Closed Mupati closed 3 years ago
This is intended behavior.
A mass assignment vulnerability occurs when a user passes an unexpected HTTP request field and that field changes a column in your database that you did not expect. For example, a malicious user might send an is_admin
parameter through an HTTP request, which is then passed to your model's create method, allowing the user to escalate themselves to an administrator.
Yeah. I understand that is the intended behaviour and envisaged how implausible my proposal might be. I was only hoping there could be a better way to address my concern.
Most often when I add some new fields to an existing table, I forget to add it to the fillable array and spend a significant amount of time trying to understand why a column is not being updated.
Laravel should not show error to attacker, who is repeatly trying to send field which is not fillable, because it will reveal, than given field exists. But you can write your own code which will check it and notify you, but only during development. Or you can use $guarded property instead.
That's already the case. You cannot update an attribute that's not fillable.
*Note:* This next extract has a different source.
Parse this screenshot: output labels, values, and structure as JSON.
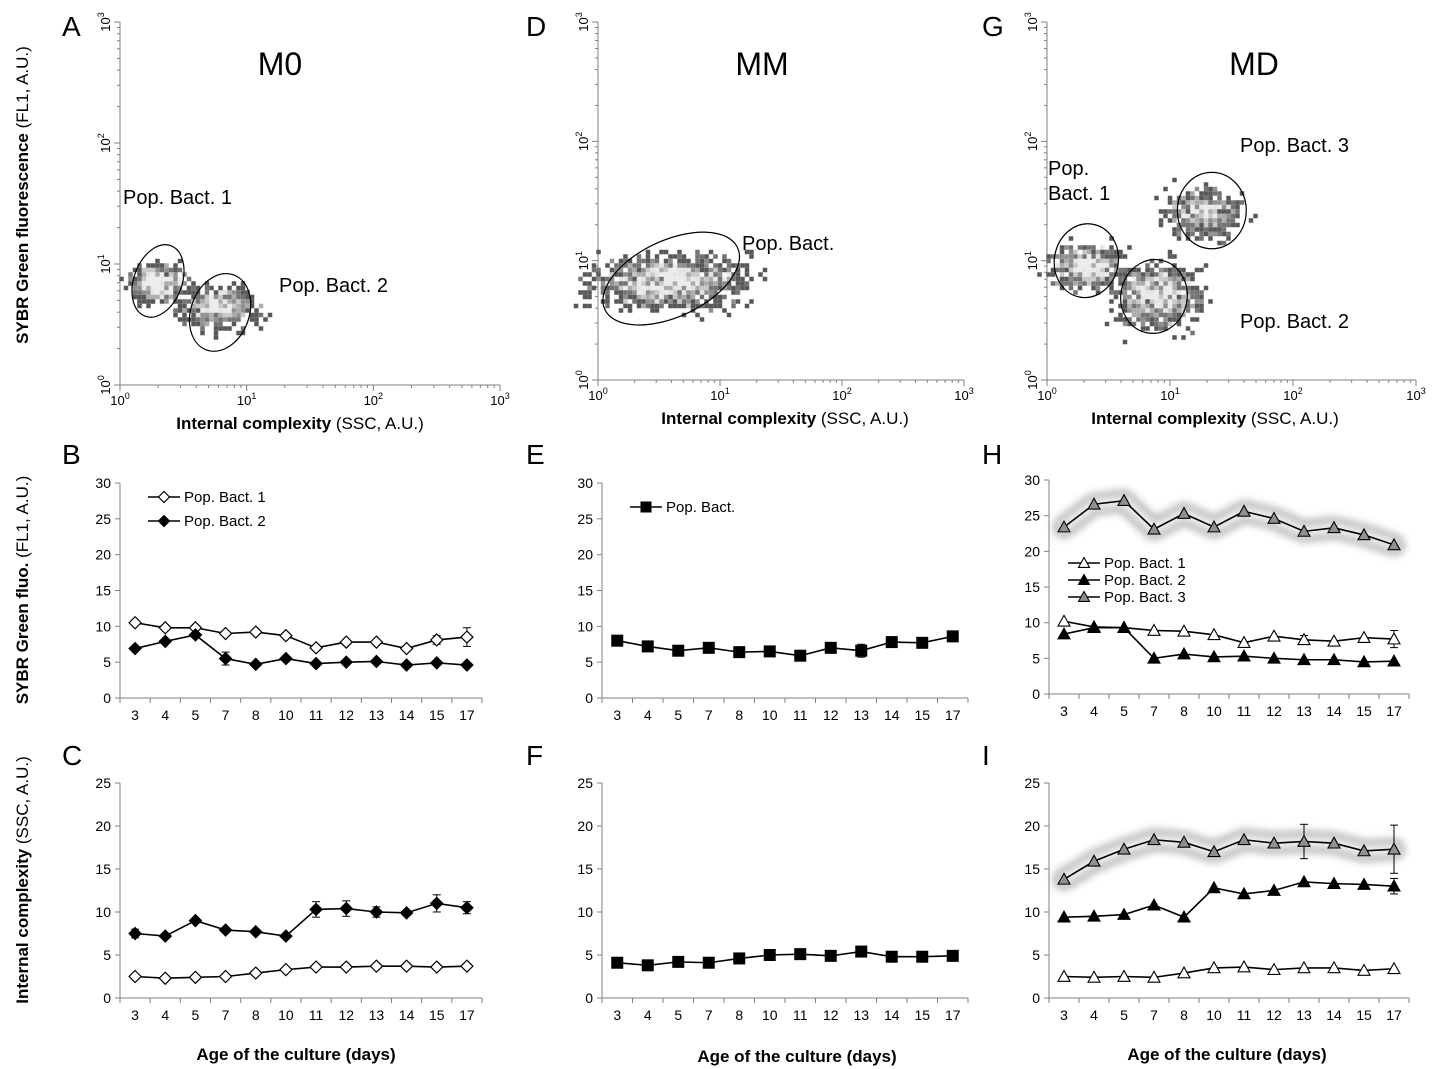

Most times when I create a new migration to add some fields to an existing table, I forget to add the new fields to the
$fillable
array if I wanted the new field(s) to be mass assignable.I understand that a field that is not present in the
$fillable
array is not permitted to be updated by default but the issue I described also exists.I recommend an error message that will serve as a hint. Eg. "Make sure the field(s) being updated are mass assignable". This error message might not give specifics but helps as a general hint.
I don't recommend adding the field that is absent from the
$fillable
array in the response since it can give a potential hint to an attacker about the fields available in your table.